8/29/2010

Beauty Editor 7/28/10

Makeup has been on my mind a lot lately. Aside from the quest for the perfect lip gloss that will never end, my mascara is clumping and my concealer (unsurprisingly) runneth low. Anytime I consider buying new beauty products, I consult a couple of magazines' "Best Of" lists. A lot of times I end up testing the recommended product, twirling it in my hand, reading the ingredients, mulling over the (usually high) price, putting it in the basket...and then putting it back after I've decided on something else. For me, the buying decision typically ends up being based on instinct. Even when I have purchased the year's best lipstick, I've been disappointed. Buying makeup is always a chore, and these lists are supposed to make it easier, but not for me. I really can't help but wonder what I'm doing wrong when my eyes look like I pasted tarantulas on them after applying the latest volumizing-curling-lenghthening-strengthening formula mascara, and my undereye circles peek out like fresh bruises under the new improved no-more-undereye-circles-guaranteed! formula concealer. 

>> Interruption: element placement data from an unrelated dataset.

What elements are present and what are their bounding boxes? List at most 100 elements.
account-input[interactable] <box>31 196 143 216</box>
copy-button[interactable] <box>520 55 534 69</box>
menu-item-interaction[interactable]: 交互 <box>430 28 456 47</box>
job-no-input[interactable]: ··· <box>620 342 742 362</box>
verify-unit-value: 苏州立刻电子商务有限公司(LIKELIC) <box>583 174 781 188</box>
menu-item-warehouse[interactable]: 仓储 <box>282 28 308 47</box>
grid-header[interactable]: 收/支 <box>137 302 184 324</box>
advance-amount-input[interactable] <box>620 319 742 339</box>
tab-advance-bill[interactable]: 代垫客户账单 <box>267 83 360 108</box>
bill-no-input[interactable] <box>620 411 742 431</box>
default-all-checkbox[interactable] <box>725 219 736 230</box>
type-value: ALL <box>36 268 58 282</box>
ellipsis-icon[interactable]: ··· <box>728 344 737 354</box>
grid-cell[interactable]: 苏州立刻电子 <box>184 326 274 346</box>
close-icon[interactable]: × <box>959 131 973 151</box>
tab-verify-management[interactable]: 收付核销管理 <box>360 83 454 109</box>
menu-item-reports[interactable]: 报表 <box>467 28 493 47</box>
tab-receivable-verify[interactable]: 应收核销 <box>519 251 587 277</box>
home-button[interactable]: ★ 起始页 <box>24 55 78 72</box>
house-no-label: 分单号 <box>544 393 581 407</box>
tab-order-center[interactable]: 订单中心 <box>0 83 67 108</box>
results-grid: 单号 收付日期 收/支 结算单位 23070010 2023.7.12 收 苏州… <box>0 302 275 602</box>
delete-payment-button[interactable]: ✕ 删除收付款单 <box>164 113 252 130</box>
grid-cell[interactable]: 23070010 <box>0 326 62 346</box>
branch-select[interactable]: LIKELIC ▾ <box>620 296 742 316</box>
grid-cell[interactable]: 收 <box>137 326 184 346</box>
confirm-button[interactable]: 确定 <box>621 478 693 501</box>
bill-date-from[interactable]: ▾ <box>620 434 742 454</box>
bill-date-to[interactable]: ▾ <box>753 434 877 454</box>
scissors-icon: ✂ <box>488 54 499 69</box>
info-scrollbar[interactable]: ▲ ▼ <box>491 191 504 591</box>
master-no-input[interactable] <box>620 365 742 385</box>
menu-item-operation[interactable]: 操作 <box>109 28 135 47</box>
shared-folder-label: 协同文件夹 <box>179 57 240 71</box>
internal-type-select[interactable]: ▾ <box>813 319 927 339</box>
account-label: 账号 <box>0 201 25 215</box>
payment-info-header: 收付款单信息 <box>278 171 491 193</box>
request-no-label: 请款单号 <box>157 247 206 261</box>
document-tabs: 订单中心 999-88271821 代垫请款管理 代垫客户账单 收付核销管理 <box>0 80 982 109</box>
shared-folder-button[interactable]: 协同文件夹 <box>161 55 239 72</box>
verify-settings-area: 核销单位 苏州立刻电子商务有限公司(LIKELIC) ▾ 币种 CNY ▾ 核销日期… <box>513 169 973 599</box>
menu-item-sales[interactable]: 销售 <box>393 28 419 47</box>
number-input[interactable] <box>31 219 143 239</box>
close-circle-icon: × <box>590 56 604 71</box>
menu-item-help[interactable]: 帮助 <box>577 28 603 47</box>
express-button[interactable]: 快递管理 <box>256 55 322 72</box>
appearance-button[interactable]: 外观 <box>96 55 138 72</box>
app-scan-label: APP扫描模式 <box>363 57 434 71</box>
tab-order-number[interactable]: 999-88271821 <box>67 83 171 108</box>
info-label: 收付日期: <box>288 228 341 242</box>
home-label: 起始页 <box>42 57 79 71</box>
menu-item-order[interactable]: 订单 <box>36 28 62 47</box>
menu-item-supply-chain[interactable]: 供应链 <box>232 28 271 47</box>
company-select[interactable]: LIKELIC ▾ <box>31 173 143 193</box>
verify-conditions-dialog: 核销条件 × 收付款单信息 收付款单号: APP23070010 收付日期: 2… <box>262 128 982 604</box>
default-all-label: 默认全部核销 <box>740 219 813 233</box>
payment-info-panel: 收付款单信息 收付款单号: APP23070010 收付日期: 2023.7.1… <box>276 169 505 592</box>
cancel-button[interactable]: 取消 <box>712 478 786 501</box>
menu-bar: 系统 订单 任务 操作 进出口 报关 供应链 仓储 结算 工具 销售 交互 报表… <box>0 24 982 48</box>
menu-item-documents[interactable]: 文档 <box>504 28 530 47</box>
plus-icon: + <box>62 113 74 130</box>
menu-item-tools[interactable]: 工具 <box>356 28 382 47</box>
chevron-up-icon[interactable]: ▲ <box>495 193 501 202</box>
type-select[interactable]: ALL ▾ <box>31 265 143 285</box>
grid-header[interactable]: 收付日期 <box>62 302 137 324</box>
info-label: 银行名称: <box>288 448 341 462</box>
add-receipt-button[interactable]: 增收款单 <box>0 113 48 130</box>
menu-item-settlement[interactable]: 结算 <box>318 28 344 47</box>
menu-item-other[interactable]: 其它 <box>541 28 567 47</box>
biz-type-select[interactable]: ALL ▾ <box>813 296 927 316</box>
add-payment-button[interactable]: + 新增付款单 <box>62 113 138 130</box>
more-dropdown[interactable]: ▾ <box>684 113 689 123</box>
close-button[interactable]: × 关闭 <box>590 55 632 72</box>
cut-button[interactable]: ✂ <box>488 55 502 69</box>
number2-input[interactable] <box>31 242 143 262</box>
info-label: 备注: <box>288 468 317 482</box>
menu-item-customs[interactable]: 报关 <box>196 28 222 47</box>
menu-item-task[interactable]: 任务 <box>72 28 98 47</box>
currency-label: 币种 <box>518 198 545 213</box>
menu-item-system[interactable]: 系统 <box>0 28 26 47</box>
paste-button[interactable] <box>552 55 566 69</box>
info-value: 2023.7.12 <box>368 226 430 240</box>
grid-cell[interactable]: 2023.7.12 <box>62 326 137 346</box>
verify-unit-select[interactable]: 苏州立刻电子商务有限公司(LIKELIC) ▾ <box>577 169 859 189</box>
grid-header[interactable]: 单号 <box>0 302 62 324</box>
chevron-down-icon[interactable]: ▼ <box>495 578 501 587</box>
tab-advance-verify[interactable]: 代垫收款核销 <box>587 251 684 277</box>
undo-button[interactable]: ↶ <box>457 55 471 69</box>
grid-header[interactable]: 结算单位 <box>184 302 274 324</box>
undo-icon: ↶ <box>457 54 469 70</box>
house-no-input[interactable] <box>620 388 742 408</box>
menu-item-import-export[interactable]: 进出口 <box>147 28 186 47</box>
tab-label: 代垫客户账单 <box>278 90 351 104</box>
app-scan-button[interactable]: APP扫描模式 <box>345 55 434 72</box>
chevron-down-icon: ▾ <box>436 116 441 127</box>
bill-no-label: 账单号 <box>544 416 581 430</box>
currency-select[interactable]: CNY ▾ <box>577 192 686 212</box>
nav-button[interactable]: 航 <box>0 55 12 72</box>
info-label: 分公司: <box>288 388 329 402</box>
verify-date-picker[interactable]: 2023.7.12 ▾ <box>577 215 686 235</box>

Here's my proposition for you beauty editors out there: Stop using average people to test these products; or do, but put them in extreme conditions. Example: I am not your average shade of pale. There is Simpson in my DNA, judging by my skin tone, only paler, like if Lisa ever discovered WoW and had only the glow of her monitor to bask in for 7 months. Let me be the judge of which eyeshadow/blush/lipstick "flatters every skin tone." Example 2: I have average skin texture at sea level, but a mile above that I turn into a Komodo dragon. It takes a heavy lotion, Olympic timing, aligning moon cycles, and witchcraft to keep my skin moisturized for any length of time. Send one of your colleagues up here to the mountains to test the latest Jergens formula and see if she isn't disappointed after 5 minutes. 
I suppose there are more "average" women out there than there are women like myself, or they wouldn't be considered "average." I'm guessing. You want a large reader base, I understand, so you cater to average women. You give them affirmation, coddle them, chew their food for them. But I also suppose your average woman doesn't really have trouble walking into a drugstore, picking a shade of lipstick, and being satisfied with it. Meanwhile, the rest of us stare at ourselves in the makeup counter mirror, at the ghastly oh-so-wrong blush on our cheeks, "This is the best for fair skin?" we think incredulously, "What's their definition of 'fair?' Jennifer Lopez?" We - your not-so-average - are the ones who need help, here. So how about it, beauty editors: once a year, at testing time, round up a few testers on the extreme ends of the spectrum and publish their results. It's what I would do if I were in your shoes.